À l'Institut Gustave Roussy (IGR), grand centre anticancer de la région parisienne, on propose depuis des années aux patients de participer aux cours de karaté dispensés par l'association spécialisée Cami, fondée par le cancérologue et karatéka Thierry Bouillet.

Un collègue de l'hôpital Ambroise Paré de Marseille (sud), le Dr Yves Rinaldi a créé plus récemment un programme comparable, baptisé Kapa, cette fois pour des personnes traitées pour un cancer colorectal.

«C'est tellement nouveau qu'il faut un peu de temps pour éduquer les patients et faire passer le message qu'on ne propose pas ce programme sportif pour le plaisir, mais parce que c'est une composante importante et même indispensable du traitement» témoigne ce gastro-entérologue.

«Nos patients sont satisfaits dès la première séance. Ils apprennent à redécouvrir leur corps meurtri par les traitements chirurgicaux, la radiothérapie ou la chimiothérapie».

La recherche pointe de plus en plus clairement les effets positifs de la dépense physique, contre certains cancers et contre les risques de rechute.

«L'activité physique est associée à une diminution du risque des cancers du côlon, du sein (après la ménopause) et de l'endomètre» (corps de l'utérus), écrit l'Institut national français du cancer (Inca) dans un document faisant le point sur «activité physique et cancers».

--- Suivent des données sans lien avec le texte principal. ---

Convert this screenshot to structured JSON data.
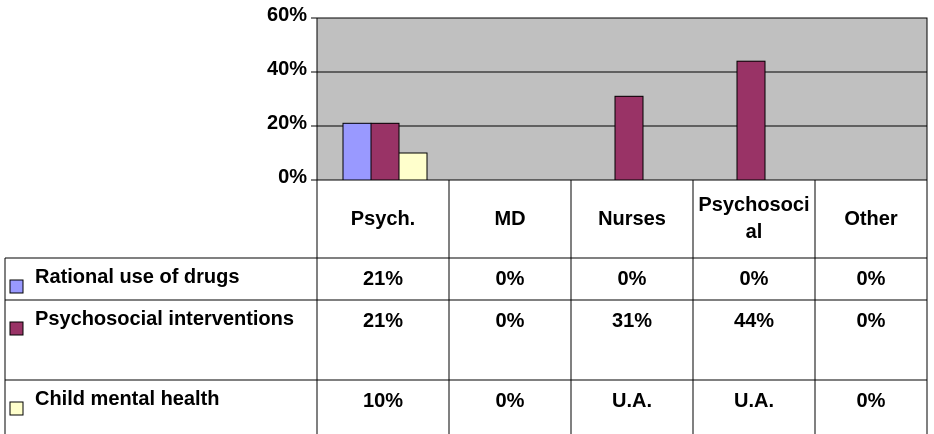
{
  "chart_data": {
    "type": "bar",
    "categories": [
      "Psych.",
      "MD",
      "Nurses",
      "Psychosocial",
      "Other"
    ],
    "series": [
      {
        "name": "Rational use of drugs",
        "color": "#9999ff",
        "values": [
          21,
          0,
          0,
          0,
          0
        ],
        "value_labels": [
          "21%",
          "0%",
          "0%",
          "0%",
          "0%"
        ]
      },
      {
        "name": "Psychosocial interventions",
        "color": "#993366",
        "values": [
          21,
          0,
          31,
          44,
          0
        ],
        "value_labels": [
          "21%",
          "0%",
          "31%",
          "44%",
          "0%"
        ]
      },
      {
        "name": "Child mental health",
        "color": "#ffffcc",
        "values": [
          10,
          0,
          null,
          null,
          0
        ],
        "value_labels": [
          "10%",
          "0%",
          "U.A.",
          "U.A.",
          "0%"
        ]
      }
    ],
    "ylim": [
      0,
      60
    ],
    "yticks": [
      {
        "value": 0,
        "label": "0%"
      },
      {
        "value": 20,
        "label": "20%"
      },
      {
        "value": 40,
        "label": "40%"
      },
      {
        "value": 60,
        "label": "60%"
      }
    ],
    "grid": true,
    "plot_background": "#c0c0c0"
  }
}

Après le diagnostic, les bénéfices de l'activité physique sont également démontrés en terme d'amélioration de la qualité de vie et aussi pour réduire les taux de récidive dans les cancers du sein, du côlon/rectum et de la prostate.

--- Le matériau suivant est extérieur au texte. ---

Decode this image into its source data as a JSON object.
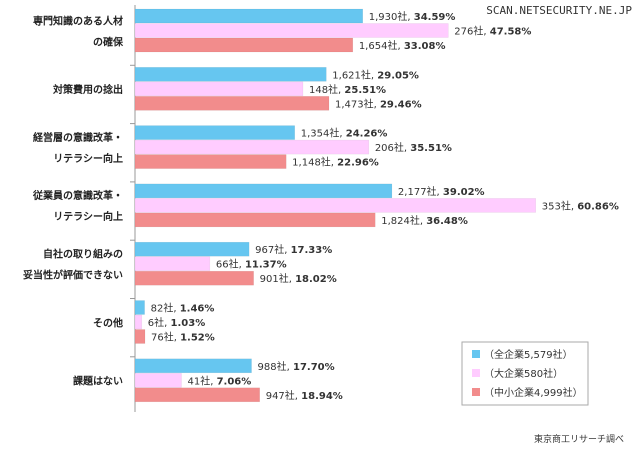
{
  "watermark": "SCAN.NETSECURITY.NE.JP",
  "source": "東京商工リサーチ調べ",
  "colors": {
    "all": "#66c6f0",
    "large": "#ffccff",
    "sme": "#f28c8c"
  },
  "chart_data": {
    "type": "bar",
    "orientation": "horizontal",
    "title": "",
    "xlabel": "",
    "ylabel": "",
    "xlim": [
      0,
      65
    ],
    "categories": [
      {
        "lines": [
          "専門知識のある人材",
          "の確保"
        ]
      },
      {
        "lines": [
          "対策費用の捻出"
        ]
      },
      {
        "lines": [
          "経営層の意識改革・",
          "リテラシー向上"
        ]
      },
      {
        "lines": [
          "従業員の意識改革・",
          "リテラシー向上"
        ]
      },
      {
        "lines": [
          "自社の取り組みの",
          "妥当性が評価できない"
        ]
      },
      {
        "lines": [
          "その他"
        ]
      },
      {
        "lines": [
          "課題はない"
        ]
      }
    ],
    "series": [
      {
        "name": "（全企業5,579社）",
        "color_key": "all",
        "counts": [
          "1,930社",
          "1,621社",
          "1,354社",
          "2,177社",
          "967社",
          "82社",
          "988社"
        ],
        "percent_labels": [
          "34.59%",
          "29.05%",
          "24.26%",
          "39.02%",
          "17.33%",
          "1.46%",
          "17.70%"
        ],
        "values": [
          34.59,
          29.05,
          24.26,
          39.02,
          17.33,
          1.46,
          17.7
        ]
      },
      {
        "name": "（大企業580社）",
        "color_key": "large",
        "counts": [
          "276社",
          "148社",
          "206社",
          "353社",
          "66社",
          "6社",
          "41社"
        ],
        "percent_labels": [
          "47.58%",
          "25.51%",
          "35.51%",
          "60.86%",
          "11.37%",
          "1.03%",
          "7.06%"
        ],
        "values": [
          47.58,
          25.51,
          35.51,
          60.86,
          11.37,
          1.03,
          7.06
        ]
      },
      {
        "name": "（中小企業4,999社）",
        "color_key": "sme",
        "counts": [
          "1,654社",
          "1,473社",
          "1,148社",
          "1,824社",
          "901社",
          "76社",
          "947社"
        ],
        "percent_labels": [
          "33.08%",
          "29.46%",
          "22.96%",
          "36.48%",
          "18.02%",
          "1.52%",
          "18.94%"
        ],
        "values": [
          33.08,
          29.46,
          22.96,
          36.48,
          18.02,
          1.52,
          18.94
        ]
      }
    ],
    "legend": "bottom-right"
  }
}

Plonger pour relever la tête

Pourquoi? L'effet protecteur du sport serait lié au poids, à l'absence de graisse en particulier au niveau du ventre, aux «taux circulants de diverses hormones et facteurs de croissance» et encore à l'accélération du transit intestinal dans des cancers colorectaux, énumère l'Inca.

Mais pour le cancérologue Jean-Pierre Lotz, «c'est d'abord dans la tête que ça se passe». Ce chef du service d'oncologie médicale à l'hôpital Tenon (Paris) a une passion: la plongée sous-marine.

Le Pr Lotz invite régulièrement ses patients en rémission à venir s'initier dans un club spécial, Aquadémie Paris Plongée, qu'il anime avec d'anciens malades. «L'expérience est formidable, les patients apprennent à tutoyer leur professeur et surtout, ils ne parlent plus de leur maladie. Ils se surpassent souvent et m'épatent», confie-t-il.

Olivier, informaticien de 42 ans, est l'un des plongeurs confirmés du club. Ce sport de groupe pratiqué entre ex-malades l'a «bien aidé» à relever la tête après un cancer du canal anal et la pose d'un anus artificiel. «Je n'appréhende plus le regard des autres lorsque je suis en maillot », explique-t-il.